Topic: Regulate an Intercellular K+ Circuit to Scale Embryonic Fin/limb Bud Developmental Program via Intracellular Ca2+ Signaling
Abstract: The increase in activity of the two-pore potassium-leak channel Kcnk5b maintains allometric juvenile growth of adult zebrafish appendages. However, it remains unknown how this channel maintains allometric growth and how its bioelectric activity is regulated to scale these anatomical structures. We show the activation of Kcnk5b is sufficient to activate several genes that are part of important development programs. We provide in vivo transplantation evidence that the activation of gene transcription is cell autonomous. We also show that Kcnk5b will induce the expression of different subsets of the tested developmental genes in different cultured mammalian cell lines, which may explain how one electrophysiological stimulus can coordinately regulate the allometric growth of diverse populations of cells in the fin that use different developmental signals. We also provide evidence that the post-translational modification of serine 345 in Kcnk5b by calcineurin regulates channel activity to scale the fin. Thus, we show how an endogenous bioelectric mechanism can be regulated to promote coordinated developmental signaling to generate and scale a vertebrate appendage.

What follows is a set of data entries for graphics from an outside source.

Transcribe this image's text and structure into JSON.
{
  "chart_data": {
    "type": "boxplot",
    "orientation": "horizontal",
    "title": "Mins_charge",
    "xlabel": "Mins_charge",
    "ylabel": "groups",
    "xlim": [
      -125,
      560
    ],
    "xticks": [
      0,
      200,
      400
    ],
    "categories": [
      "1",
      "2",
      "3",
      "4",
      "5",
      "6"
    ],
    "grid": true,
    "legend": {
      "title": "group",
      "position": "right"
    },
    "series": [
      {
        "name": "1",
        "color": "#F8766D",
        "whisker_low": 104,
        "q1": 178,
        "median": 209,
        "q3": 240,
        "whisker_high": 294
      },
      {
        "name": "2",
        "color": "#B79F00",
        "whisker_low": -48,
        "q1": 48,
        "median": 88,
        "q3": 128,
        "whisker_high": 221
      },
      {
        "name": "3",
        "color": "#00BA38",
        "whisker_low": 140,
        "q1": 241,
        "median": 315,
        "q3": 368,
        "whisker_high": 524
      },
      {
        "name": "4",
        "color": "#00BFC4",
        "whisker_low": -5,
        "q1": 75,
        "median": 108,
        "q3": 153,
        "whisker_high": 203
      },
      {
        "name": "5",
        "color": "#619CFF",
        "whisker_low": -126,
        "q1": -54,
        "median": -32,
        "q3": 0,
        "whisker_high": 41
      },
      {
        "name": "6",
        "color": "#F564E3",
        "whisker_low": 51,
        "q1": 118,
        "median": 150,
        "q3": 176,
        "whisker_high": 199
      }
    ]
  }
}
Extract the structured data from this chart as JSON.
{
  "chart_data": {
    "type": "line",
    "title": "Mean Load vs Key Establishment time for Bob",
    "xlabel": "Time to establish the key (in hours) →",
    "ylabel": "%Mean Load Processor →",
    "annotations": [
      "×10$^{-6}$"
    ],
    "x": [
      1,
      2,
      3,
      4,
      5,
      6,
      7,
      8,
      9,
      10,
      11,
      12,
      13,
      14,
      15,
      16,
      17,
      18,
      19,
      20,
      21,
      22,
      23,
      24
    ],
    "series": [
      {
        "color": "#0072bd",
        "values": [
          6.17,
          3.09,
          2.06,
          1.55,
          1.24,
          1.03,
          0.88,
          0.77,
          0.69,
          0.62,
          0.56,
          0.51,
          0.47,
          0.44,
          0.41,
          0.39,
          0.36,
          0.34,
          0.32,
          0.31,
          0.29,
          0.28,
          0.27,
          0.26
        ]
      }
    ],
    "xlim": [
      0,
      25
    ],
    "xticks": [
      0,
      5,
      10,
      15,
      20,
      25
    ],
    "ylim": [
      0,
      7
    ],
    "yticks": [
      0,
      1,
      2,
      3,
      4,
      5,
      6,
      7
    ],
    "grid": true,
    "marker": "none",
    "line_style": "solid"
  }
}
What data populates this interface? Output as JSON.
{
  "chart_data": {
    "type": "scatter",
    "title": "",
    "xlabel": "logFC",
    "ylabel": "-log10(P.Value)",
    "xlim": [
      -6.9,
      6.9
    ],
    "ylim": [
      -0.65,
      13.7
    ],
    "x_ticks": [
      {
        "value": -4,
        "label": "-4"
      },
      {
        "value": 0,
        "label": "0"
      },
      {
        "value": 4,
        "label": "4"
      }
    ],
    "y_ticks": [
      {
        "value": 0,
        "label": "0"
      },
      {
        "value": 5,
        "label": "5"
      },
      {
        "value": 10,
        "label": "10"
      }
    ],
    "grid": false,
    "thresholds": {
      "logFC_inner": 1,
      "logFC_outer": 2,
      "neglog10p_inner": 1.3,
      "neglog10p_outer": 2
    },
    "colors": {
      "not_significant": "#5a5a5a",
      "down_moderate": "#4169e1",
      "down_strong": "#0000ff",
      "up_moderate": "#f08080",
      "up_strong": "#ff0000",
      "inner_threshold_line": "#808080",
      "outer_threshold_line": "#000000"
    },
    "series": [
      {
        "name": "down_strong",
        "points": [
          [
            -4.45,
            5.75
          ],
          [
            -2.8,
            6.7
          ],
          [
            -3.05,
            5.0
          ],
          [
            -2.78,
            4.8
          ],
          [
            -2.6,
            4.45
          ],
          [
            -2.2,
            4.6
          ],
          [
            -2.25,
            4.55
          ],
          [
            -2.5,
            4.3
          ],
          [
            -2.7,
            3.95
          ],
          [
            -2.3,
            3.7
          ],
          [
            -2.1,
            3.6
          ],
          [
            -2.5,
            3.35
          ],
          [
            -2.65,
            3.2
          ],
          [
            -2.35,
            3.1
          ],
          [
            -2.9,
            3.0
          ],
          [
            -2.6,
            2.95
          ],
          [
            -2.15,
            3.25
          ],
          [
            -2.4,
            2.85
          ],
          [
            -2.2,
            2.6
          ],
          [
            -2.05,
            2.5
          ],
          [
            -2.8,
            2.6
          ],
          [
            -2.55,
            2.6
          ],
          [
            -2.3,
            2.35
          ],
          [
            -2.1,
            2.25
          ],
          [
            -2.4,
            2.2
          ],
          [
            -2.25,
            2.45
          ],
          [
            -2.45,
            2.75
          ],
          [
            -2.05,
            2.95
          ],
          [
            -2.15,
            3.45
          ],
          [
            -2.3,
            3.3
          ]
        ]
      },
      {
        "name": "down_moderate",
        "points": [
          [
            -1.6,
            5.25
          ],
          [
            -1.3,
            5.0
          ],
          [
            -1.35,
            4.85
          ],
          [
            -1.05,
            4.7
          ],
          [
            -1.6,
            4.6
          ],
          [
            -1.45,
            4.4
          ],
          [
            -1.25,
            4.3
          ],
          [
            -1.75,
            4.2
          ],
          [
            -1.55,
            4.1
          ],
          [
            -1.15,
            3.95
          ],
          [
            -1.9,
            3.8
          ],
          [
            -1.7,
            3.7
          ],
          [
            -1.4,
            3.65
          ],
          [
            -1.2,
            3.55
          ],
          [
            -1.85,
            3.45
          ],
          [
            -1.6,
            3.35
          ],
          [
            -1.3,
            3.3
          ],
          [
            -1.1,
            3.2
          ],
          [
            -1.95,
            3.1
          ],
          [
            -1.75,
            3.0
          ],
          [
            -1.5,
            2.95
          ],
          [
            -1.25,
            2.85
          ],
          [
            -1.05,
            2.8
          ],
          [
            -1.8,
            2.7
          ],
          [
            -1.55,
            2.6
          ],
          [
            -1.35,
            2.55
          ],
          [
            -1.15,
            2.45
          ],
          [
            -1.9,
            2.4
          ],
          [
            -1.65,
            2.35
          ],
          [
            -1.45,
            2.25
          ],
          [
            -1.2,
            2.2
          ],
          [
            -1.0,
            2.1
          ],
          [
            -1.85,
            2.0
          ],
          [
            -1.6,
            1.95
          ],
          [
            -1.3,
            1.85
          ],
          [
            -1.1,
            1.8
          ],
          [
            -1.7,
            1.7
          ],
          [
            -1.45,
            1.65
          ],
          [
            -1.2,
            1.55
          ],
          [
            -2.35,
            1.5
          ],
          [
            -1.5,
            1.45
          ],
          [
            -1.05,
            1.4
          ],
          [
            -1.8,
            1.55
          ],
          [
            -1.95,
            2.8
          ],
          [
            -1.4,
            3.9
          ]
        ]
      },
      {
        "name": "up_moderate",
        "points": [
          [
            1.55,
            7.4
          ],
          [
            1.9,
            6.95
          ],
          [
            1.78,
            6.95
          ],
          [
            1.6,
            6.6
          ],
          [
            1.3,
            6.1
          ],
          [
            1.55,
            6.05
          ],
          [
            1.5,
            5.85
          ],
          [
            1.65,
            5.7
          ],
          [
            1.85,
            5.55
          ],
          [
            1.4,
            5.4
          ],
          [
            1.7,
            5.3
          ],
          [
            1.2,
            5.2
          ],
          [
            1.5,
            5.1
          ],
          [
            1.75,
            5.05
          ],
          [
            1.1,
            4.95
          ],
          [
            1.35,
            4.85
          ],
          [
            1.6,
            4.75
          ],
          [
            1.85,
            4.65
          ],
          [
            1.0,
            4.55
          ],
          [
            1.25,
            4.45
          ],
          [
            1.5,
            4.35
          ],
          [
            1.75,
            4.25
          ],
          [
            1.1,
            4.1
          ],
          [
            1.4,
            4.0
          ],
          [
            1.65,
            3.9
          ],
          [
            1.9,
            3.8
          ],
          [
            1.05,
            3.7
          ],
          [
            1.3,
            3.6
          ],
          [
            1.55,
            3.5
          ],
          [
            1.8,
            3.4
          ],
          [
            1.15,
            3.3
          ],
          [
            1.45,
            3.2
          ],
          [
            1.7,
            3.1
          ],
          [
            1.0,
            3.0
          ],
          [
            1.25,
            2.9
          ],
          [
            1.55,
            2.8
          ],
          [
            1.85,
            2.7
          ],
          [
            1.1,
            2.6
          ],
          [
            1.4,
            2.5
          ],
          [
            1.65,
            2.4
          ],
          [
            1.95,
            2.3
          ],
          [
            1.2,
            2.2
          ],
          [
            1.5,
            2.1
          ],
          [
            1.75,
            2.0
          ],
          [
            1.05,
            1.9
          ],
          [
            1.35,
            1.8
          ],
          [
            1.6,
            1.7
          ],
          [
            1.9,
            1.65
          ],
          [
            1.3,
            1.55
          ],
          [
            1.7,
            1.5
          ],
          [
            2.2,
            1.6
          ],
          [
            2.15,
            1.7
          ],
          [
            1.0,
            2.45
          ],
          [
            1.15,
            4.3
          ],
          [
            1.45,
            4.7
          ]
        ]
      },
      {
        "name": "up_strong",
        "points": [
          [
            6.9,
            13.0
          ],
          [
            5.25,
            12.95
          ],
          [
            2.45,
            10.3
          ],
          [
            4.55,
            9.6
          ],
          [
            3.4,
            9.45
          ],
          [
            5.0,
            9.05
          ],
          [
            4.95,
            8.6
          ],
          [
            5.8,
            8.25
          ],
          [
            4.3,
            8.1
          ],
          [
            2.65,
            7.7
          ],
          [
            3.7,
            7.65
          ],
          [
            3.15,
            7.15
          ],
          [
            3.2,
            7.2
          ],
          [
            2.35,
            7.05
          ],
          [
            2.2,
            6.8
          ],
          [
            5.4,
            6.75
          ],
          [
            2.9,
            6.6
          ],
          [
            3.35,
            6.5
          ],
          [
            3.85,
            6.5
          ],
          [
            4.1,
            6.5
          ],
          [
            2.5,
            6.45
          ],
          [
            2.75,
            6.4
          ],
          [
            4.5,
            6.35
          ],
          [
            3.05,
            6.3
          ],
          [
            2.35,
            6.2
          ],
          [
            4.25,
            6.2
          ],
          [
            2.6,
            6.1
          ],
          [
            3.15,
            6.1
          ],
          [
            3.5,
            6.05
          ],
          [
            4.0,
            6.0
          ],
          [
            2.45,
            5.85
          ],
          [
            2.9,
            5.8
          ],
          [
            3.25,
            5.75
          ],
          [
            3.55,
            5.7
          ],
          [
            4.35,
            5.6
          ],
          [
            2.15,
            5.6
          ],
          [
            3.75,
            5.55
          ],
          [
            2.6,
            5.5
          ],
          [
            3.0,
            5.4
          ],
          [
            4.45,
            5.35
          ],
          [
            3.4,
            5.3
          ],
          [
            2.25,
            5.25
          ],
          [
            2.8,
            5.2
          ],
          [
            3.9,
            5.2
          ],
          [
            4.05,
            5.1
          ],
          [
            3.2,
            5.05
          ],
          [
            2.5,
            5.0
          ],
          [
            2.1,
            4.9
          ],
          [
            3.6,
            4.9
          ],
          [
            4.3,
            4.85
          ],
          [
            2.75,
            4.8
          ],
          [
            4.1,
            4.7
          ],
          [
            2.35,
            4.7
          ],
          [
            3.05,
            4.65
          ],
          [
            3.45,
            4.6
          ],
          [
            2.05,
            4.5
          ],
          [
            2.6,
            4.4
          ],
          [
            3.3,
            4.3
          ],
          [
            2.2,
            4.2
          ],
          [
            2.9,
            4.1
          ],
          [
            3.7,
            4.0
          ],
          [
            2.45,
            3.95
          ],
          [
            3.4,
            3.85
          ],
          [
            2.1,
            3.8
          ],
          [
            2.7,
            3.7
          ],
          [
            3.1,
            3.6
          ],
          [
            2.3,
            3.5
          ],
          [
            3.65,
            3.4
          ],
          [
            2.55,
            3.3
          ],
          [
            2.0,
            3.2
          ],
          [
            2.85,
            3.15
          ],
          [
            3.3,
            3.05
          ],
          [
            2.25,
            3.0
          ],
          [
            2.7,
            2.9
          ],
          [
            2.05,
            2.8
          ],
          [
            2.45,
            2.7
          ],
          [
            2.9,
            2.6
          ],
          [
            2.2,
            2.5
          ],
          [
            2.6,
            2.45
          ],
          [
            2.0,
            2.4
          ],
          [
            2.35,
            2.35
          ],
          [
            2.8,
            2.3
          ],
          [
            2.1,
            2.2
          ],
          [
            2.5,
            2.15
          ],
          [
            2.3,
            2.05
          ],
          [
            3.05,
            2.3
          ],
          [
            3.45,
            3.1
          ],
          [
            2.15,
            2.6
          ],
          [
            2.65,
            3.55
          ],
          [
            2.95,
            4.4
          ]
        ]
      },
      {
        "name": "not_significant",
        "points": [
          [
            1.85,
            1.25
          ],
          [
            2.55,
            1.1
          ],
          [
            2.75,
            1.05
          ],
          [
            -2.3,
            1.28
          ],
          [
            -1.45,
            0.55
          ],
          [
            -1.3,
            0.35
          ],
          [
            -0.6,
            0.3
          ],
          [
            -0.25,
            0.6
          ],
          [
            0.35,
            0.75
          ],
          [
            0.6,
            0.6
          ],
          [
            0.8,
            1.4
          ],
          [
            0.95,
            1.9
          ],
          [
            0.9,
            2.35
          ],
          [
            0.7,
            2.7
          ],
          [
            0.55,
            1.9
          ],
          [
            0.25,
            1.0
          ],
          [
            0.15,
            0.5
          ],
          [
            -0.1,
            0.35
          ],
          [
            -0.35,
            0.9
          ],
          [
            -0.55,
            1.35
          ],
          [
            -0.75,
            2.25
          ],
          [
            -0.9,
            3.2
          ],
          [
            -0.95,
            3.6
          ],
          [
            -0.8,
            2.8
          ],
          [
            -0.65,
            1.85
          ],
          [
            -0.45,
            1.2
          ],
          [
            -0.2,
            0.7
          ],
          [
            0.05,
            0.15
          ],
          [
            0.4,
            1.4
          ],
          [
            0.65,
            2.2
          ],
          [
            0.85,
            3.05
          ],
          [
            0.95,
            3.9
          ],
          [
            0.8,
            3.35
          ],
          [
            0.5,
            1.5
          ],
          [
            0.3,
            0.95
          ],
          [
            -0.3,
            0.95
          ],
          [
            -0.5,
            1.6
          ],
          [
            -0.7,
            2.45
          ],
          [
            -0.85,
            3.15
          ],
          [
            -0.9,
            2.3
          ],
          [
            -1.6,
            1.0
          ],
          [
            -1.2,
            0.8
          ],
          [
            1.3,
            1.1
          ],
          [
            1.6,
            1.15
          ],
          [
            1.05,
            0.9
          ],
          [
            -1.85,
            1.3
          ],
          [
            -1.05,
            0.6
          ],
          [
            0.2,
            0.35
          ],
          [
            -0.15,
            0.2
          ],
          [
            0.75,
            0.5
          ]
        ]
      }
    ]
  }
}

Dr. Mengchuan Wang, Associate Chief Physician
General Surgery Department, Zhujiang Hospital, Southern Medical University, Guangzhou, China
Biography: Dr. Mengchuan Wang is an associate chief physician and master tutor in Zhujiang Hospital of Southern Medical University. He is also a postdoctoral research fellow in Massachusetts General Hospital of Harvard Medical School, a member of the Oncology MDT Working Committee of Guangdong Medical Doctor Association, and a member of Guangdong Health Information Network Association (Gastrointestinal Disease Smart Application Branch). His main clinical and research work includes minimal invasive surgical therapy and immunotherapy on gastric and colorectal cancer.
Topic: Prognosis and Immune Cell Infiltration in Non-MSI-H Colorectal Cancer
Abstract: To analyze the relationship between prognosis and immune cell infiltration in non-microsatellite instability high (non-MSI-H) colorectal cancer. Non-MSI-H colorectal cancer patients were enrolled from TCGA database. Clinical characteristics correlated to overall survival (OS) and disease-free survival (DFS) were analyzed by univariate and multivariate analysis. Risk models of OS and DFS were further calculated by stepwise regression analysis. Relationship of immune cell infiltration with tumor TNM stage and OS and DFS was evaluated. Immune signaling pathways of CD4 T cells and macrophages were detected by single-cell sequencing. Differential expression genes (DEGs) were calculated and its corresponding protein expressions were assessed. Non-MSI-H colorectal cancer patients could be classified into a high risk and a low risk group with significantly different OS and DFS. Between the two groups, CD4 T cell infiltration was marked higher in the low risk group, and innate immune cell infiltration (macrophages, mast cells and NK cells) was associated with OS and DFS. Single-cell sequencing indicated that CD4 T cells were suppressive but macrophages were relatively stimulated in tumor microenvironment. CDH8 was determined to be one of the DEGs and its high protein expression was proved by immunohistochemical staining. Furthermore, CDH8 expression was correlated to CD4 T cell and macrophage infiltration as well as OS and DFS in non-MSI-H colorectal cancer patients. So, our study indicated that non-MSI-H colorectal cancer could be classified into different groups according to OS and DFS. Re-stimulating CD4 T cell function and targeting CDH8 of tumor cells might provide a new idea of immunotherapy in the future.